Mit der Enthaftung des 39-Jährigen hat das Wiener Oberlandesgericht einer Haftbeschwerde der Rechtsvertreterin des Mödlingers Folge geleistet. Die OLG-Entscheidung steht in eklatantem Widerspruch zur Rechtsansicht der Justizbehörden in Wiener Neustadt. Diese hatten über den Mann nach der bewilligten Wiederaufnahme seines Verfahrens die U-Haft verhängt und dies damit begründet, dass sich am Verdacht des versuchten Mordes nichts geändert habe.
"Kein dringender Tatverdacht"
Im OLG sieht man das anders: "Aufgrund der Ereignisse, die zur Wiederaufnahme geführt haben, kann der dringende Tatverdacht nicht mehr aufrechterhalten werden", betonte OLG-Sprecher Raimund Wurzer am Dienstag.
Von Ehefrau schwer belastet
Der Mödlinger war vor zwei Jahren in Wiener Neustadt wegen versuchten Mordes rechtskräftig zu zwölf Jahren Haft verurteilt worden, nachdem seine Ehefrau behauptet hatte, dass ihr Mann sie von hinten erdrosseln habe wollen. Ein neues Gutachten nährte im Mai 2009 Zweifel an der Version der Gattin. Demnach könnten ihre Würgemale auch von einer Abwehrreaktion des 39-Jährigen stammen, wie dieser auch stets beteuert hatte.
Das Oberlandesgericht ließ schließlich am 12. Mai eine Wiederaufnahme des Verfahrens zu. Die Causa befindet sich damit wieder im Ermittlungsstadium: Die Staatsanwaltschaft hat neue Untersuchungen angeordnet und das Institut für Rechtsmedizin in Bern beauftragt, die Verletzungen, die der Verdächtige erlitten hatte, einer neuerliche Befundung zu unterziehen. Zusätzlich wird das Schweizer Ärzteteam eine computeranimierte 3D-Rekonstruktion erstellen. Danach könnte ein nochmaliger Lokalaugenschein mit einer Tat-Rekonstruktion angeordnet werden.
Droht 39-Jährigem erneute Anklage?
Von diesen Ergebnissen wird abhängen, ob gegen den Mann neuerlich Anklage wegen versuchten Mordes erhoben wird. Derzeit ist nicht absehbar, wann diesbezüglich mit einer Entscheidung zu rechnen ist. Bis dahin bleibt der 39-Jährige auf jeden Fall auf freiem Fuß.

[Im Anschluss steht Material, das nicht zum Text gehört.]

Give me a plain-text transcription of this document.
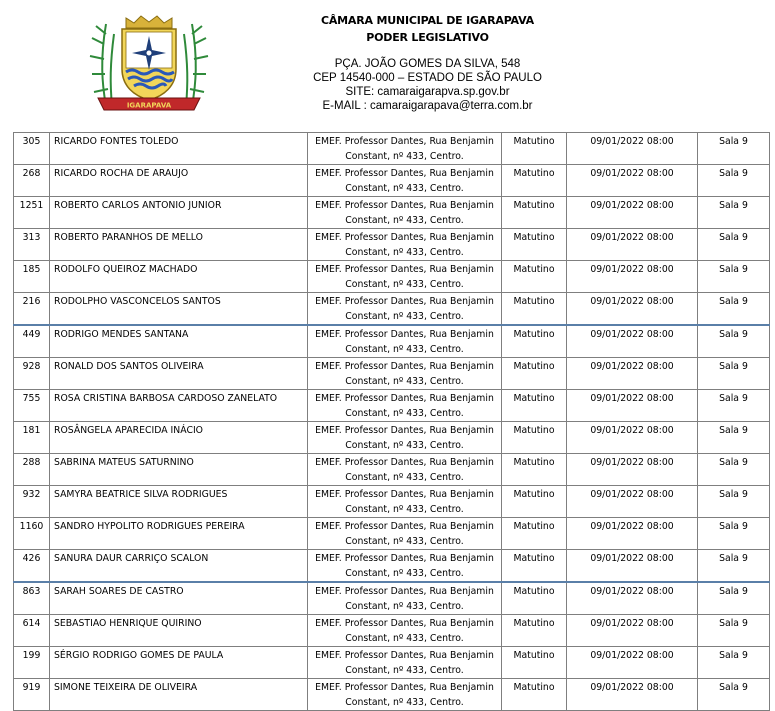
IGARAPAVA
CÂMARA MUNICIPAL DE IGARAPAVA
PODER LEGISLATIVO
PÇA. JOÃO GOMES DA SILVA, 548
CEP 14540-000 – ESTADO DE SÃO PAULO
SITE: camaraigarapva.sp.gov.br
E-MAIL : camaraigarapava@terra.com.br
305	RICARDO FONTES TOLEDO	EMEF. Professor Dantes, Rua Benjamin Constant, nº 433, Centro.	Matutino	09/01/2022 08:00	Sala 9
268	RICARDO ROCHA DE ARAUJO	EMEF. Professor Dantes, Rua Benjamin Constant, nº 433, Centro.	Matutino	09/01/2022 08:00	Sala 9
1251	ROBERTO CARLOS ANTONIO JUNIOR	EMEF. Professor Dantes, Rua Benjamin Constant, nº 433, Centro.	Matutino	09/01/2022 08:00	Sala 9
313	ROBERTO PARANHOS DE MELLO	EMEF. Professor Dantes, Rua Benjamin Constant, nº 433, Centro.	Matutino	09/01/2022 08:00	Sala 9
185	RODOLFO QUEIROZ MACHADO	EMEF. Professor Dantes, Rua Benjamin Constant, nº 433, Centro.	Matutino	09/01/2022 08:00	Sala 9
216	RODOLPHO VASCONCELOS SANTOS	EMEF. Professor Dantes, Rua Benjamin Constant, nº 433, Centro.	Matutino	09/01/2022 08:00	Sala 9
449	RODRIGO MENDES SANTANA	EMEF. Professor Dantes, Rua Benjamin Constant, nº 433, Centro.	Matutino	09/01/2022 08:00	Sala 9
928	RONALD DOS SANTOS OLIVEIRA	EMEF. Professor Dantes, Rua Benjamin Constant, nº 433, Centro.	Matutino	09/01/2022 08:00	Sala 9
755	ROSA CRISTINA BARBOSA CARDOSO ZANELATO	EMEF. Professor Dantes, Rua Benjamin Constant, nº 433, Centro.	Matutino	09/01/2022 08:00	Sala 9
181	ROSÂNGELA APARECIDA INÁCIO	EMEF. Professor Dantes, Rua Benjamin Constant, nº 433, Centro.	Matutino	09/01/2022 08:00	Sala 9
288	SABRINA MATEUS SATURNINO	EMEF. Professor Dantes, Rua Benjamin Constant, nº 433, Centro.	Matutino	09/01/2022 08:00	Sala 9
932	SAMYRA BEATRICE SILVA RODRIGUES	EMEF. Professor Dantes, Rua Benjamin Constant, nº 433, Centro.	Matutino	09/01/2022 08:00	Sala 9
1160	SANDRO HYPOLITO RODRIGUES PEREIRA	EMEF. Professor Dantes, Rua Benjamin Constant, nº 433, Centro.	Matutino	09/01/2022 08:00	Sala 9
426	SANURA DAUR CARRIÇO SCALON	EMEF. Professor Dantes, Rua Benjamin Constant, nº 433, Centro.	Matutino	09/01/2022 08:00	Sala 9
863	SARAH SOARES DE CASTRO	EMEF. Professor Dantes, Rua Benjamin Constant, nº 433, Centro.	Matutino	09/01/2022 08:00	Sala 9
614	SEBASTIAO HENRIQUE QUIRINO	EMEF. Professor Dantes, Rua Benjamin Constant, nº 433, Centro.	Matutino	09/01/2022 08:00	Sala 9
199	SÉRGIO RODRIGO GOMES DE PAULA	EMEF. Professor Dantes, Rua Benjamin Constant, nº 433, Centro.	Matutino	09/01/2022 08:00	Sala 9
919	SIMONE TEIXEIRA DE OLIVEIRA	EMEF. Professor Dantes, Rua Benjamin Constant, nº 433, Centro.	Matutino	09/01/2022 08:00	Sala 9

Enthafteter Mödlinger "nur glücklich"
In einer ersten Reaktion auf seinen nunmehrigen Freigang zeigte sich der Mödlinger "einfach nur glücklich". Er habe "711 Tage" im Gefängnis verbracht, die Enthaftung sei "gefühlsmäßig unbeschreiblich". Dass er wieder in Freiheit sei, habe er "nicht gleich" realisieren können. Er glaube auch nicht, dass es für ihn wieder zurück ins Gefängnis gehen könnte, so der 39-Jährige. "Das kann ich mir nicht vorstellen."